Так шло время между работой дома, Эрмитажем, Крамским и нечастыми посещениями Академии, где, за исключением П. П. Чистякова, которого система в то время мне была не по душе, не на чем мне было душу отвести.
Как-то, придя из Академии, я узнал, что заболел Крамской. Я тогда же отправился к ним и узнал, что болезнь серьезная, аневризм, и что больного спешно отправляют в Ментону. Попрощался я с Иваном Николаевичем, таким усталым, постаревшим, и зажил своей обычной жизнью выбитого из колеи академиста, изредка помышляя бросить Академию и вернуться в Москву к любимому Перову. Это было не легко: ведь все мои приятели в Академии преуспевали, получали медали, награды, и я один оплошал, обвиняя в этом не себя, а кого-то неведомого, какую-то систему, уставы, профессоров, а дело было только во мне, в моем нежелании признать, что Академия — только школа.

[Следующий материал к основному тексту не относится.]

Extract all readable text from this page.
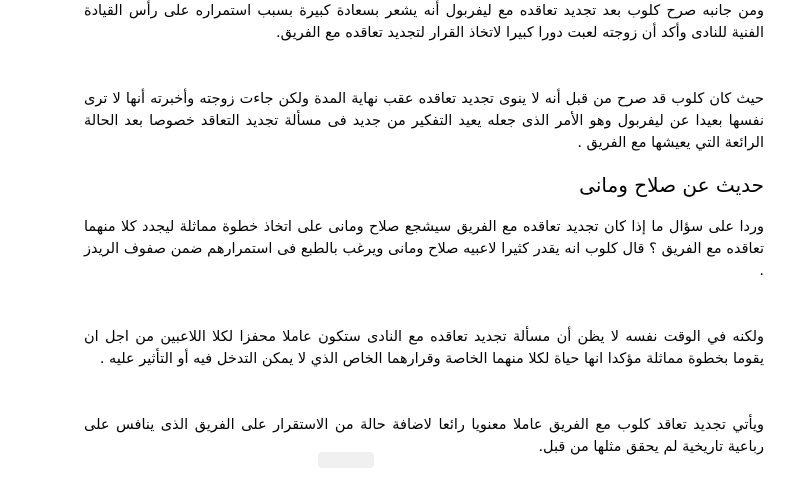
ومن جانبه صرح كلوب بعد تجديد تعاقده مع ليفربول أنه يشعر بسعادة كبيرة بسبب استمراره على رأس القيادة الفنية للنادى وأكد أن زوجته لعبت دورا كبيرا لاتخاذ القرار لتجديد تعاقده مع الفريق.

حيث كان كلوب قد صرح من قبل أنه لا ينوى تجديد تعاقده عقب نهاية المدة ولكن جاءت زوجته وأخبرته أنها لا ترى نفسها بعيدا عن ليفربول وهو الأمر الذى جعله يعيد التفكير من جديد فى مسألة تجديد التعاقد خصوصا بعد الحالة الرائعة التي يعيشها مع الفريق .

حديث عن صلاح ومانى

وردا على سؤال ما إذا كان تجديد تعاقده مع الفريق سيشجع صلاح ومانى على اتخاذ خطوة مماثلة ليجدد كلا منهما تعاقده مع الفريق ؟ قال كلوب انه يقدر كثيرا لاعبيه صلاح ومانى ويرغب بالطبع فى استمرارهم ضمن صفوف الريدز .

ولكنه في الوقت نفسه لا يظن أن مسألة تجديد تعاقده مع النادى ستكون عاملا محفزا لكلا اللاعبين من اجل ان يقوما بخطوة مماثلة مؤكدا انها حياة لكلا منهما الخاصة وقرارهما الخاص الذي لا يمكن التدخل فيه أو التأثير عليه .

ويأتي تجديد تعاقد كلوب مع الفريق عاملا معنويا رائعا لاضافة حالة من الاستقرار على الفريق الذى ينافس على رباعية تاريخية لم يحقق مثلها من قبل.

Прошло, помнится, около года[54]. Крамской вернулся из Ментоны; по слухам, здоровье его мало улучшилось. В один из праздников я отправился к нему. Был вечер. Меня провели в кабинет, там был полумрак, какая-то тревожная таинственность. Были видны люди, но сразу разобрать, кто был и сколько, было не легко. Осмотревшись, я увидел в глубине на большом диване или тахте фигуру, к которой было устремлено общее внимание присутствующих, — я направился туда и разглядел Крамского. Он был одет в какой-то бархатный черный балахон наподобие широкой кофты, обшитый, как тогда мне показалось, горностаем. Он ласково поздоровался со мной и предложил мне сесть с ним на тахту. Мне не казалось это удобным. Однако делать было нечего, и я неуклюже полез к стенке. Начались расспросы: что я делаю и пр. Все почтительно молчали, и вообще чувствовалась во всем какая-то сговоренность присутствующих не волновать больного. Вечер был для меня тягостный, и я ушел с смутным сознанием, что дело плохо и что Иван Николаевич болен тяжело и опасно. В этот период времени я бывал в доме Елисеева не часто, думая все время, как мне покончить с Академией, и, наконец, решил ее бросить и вернуться в Москву, о чем и пришел сообщить Крамскому; он выслушал меня, но решения не одобрил, и тем не менее я вскоре уехал.
51
Местонахождение эскиза не установлено. Воспроизведен в книге С. Глаголя «Михаил Васильевич Нестеров», стр. 9.
53
Имеется в виду картина «Домашний арест» (1883), воспроизведенная там же, стр. 11, и находящаяся ныне в собрании Е. А. Эльберта (Москва).
54
Здесь память несколько изменяет Нестерову: И. Н. Крамской выехал в Ментону в марте 1884 г. и вернулся в Россию в конце августа того же года.